As a real estate agent representing other people’s houses for sale, it’s a valuable experience to have my own house on the market for sale and to step into my client’s experience of my service. Like all my clients I’m a true fan of my house. The design is a representation of me – navy, black, & white, clean architectural detail and so much light everywhere. It has all the things I like in a house – center hall plan with high volume, four large bedroom suites upstairs and one down, a big combination kitchen/ family room/ breakfast room that opens to a large deck with bbq island and then grassy yard with pool, a two car garage that’s super easy to access with a direct quick path to the kitchen to unload groceries, a cool ADU with extra high ceilings and so many windows, and a basement with movie theater, wine room, huge storage/laundry room with dog washing station. I spent 10 months researching and evaluating the most comprehensive way to waterproof an existing Hancock Park basement and then 5 months and a huge amount of money waterproofing the absolutely right way with a lifetime warranty on it. It took almost a year to get HPOZ permission to add a 2 story addition to the main house, it took another year and a half to get HPOZ permission to tear down the one story original garage and to build a new 2 story ADU, and it took so many months to get DWP service for the new ADU given that all the electrical wires are buried underground in Hancock Park. I think the biggest benefit of buying a house that’s remodeled with so much effort is not having to live through all that construction yourself. Given my beliefs that houses attract people who belong in the house the same way the owners belong there, I can’t wait to meet the people who are drawn to my effort laden project!

Before Covid 19, almost all buyers chose to see houses during public open houses instead of by private appointment. When we hosted open houses, buyers often chose not to give their names or their information or to share very much as they walked through the house. Now that open houses aren’t allowed, all houses are shown only by private appointment with a signed form declaring that people don’t have symptoms of disease before they can enter with a mask. There is no anonymous breezing through houses any more. These days, people come and they ask so many questions and they share so many thoughts and the process is completely different. It’s all way more high contact and high connection. Everyone wants to know about the sellers and their story. Everyone wants to know about the neighbors and the block. Even though the house buying process was always inherently human, it stepped up a level and it became so much more human during this Corona period.
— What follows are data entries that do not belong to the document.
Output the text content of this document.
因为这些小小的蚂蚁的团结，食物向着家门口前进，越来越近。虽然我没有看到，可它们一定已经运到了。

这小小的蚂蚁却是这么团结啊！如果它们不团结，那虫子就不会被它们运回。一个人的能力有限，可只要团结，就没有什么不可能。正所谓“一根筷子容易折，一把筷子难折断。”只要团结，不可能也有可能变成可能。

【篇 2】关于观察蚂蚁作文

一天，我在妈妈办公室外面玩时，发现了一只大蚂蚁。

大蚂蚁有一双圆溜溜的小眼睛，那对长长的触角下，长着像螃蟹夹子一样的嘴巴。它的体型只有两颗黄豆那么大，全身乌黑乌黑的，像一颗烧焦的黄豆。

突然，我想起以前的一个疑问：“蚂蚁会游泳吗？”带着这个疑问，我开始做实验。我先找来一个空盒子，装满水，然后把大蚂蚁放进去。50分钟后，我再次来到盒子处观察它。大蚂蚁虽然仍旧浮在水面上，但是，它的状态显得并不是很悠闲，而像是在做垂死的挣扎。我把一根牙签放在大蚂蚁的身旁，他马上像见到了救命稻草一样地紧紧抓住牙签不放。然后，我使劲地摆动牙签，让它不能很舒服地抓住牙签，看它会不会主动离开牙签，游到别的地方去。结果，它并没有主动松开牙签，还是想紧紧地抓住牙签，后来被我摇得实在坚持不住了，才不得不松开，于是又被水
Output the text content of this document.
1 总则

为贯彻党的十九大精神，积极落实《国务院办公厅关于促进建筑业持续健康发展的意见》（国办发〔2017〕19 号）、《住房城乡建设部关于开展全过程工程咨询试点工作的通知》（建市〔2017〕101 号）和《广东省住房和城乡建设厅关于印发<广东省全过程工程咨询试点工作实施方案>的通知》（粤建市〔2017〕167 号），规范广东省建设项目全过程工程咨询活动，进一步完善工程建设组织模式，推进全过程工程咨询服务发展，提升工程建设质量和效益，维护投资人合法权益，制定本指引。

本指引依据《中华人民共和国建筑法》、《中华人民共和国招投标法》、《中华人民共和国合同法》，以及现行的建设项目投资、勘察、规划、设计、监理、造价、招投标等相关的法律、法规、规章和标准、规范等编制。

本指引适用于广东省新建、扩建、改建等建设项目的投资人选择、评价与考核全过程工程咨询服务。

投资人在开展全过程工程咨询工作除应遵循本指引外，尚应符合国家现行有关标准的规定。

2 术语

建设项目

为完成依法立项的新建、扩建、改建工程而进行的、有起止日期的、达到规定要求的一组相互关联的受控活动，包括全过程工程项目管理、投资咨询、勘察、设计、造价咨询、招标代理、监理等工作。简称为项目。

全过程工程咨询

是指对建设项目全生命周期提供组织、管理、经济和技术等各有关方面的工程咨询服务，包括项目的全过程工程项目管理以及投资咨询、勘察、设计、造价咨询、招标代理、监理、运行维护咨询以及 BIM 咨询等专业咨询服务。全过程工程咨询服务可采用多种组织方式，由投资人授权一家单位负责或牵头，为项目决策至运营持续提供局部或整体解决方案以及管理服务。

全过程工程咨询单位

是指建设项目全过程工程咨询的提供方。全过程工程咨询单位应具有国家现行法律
When we hire service professionals as consumers to guide us through an experience that’s both high stakes and laden with emotion, we need a combination of high level competence and high touch caring in the people we choose to represent us. Computers can never accomplish high touch caring or replace human to human negotiation by connection. I find that most buyers walk into a showing and immediately say some expression of wishing they could shake hands or give a hug or connect in a closer way than we’re allowed during Corona. And so I conclude that a computer will always just be a machine and no machine will ever replicate the priceless and wondrous creativity, spirit, and heart of a human.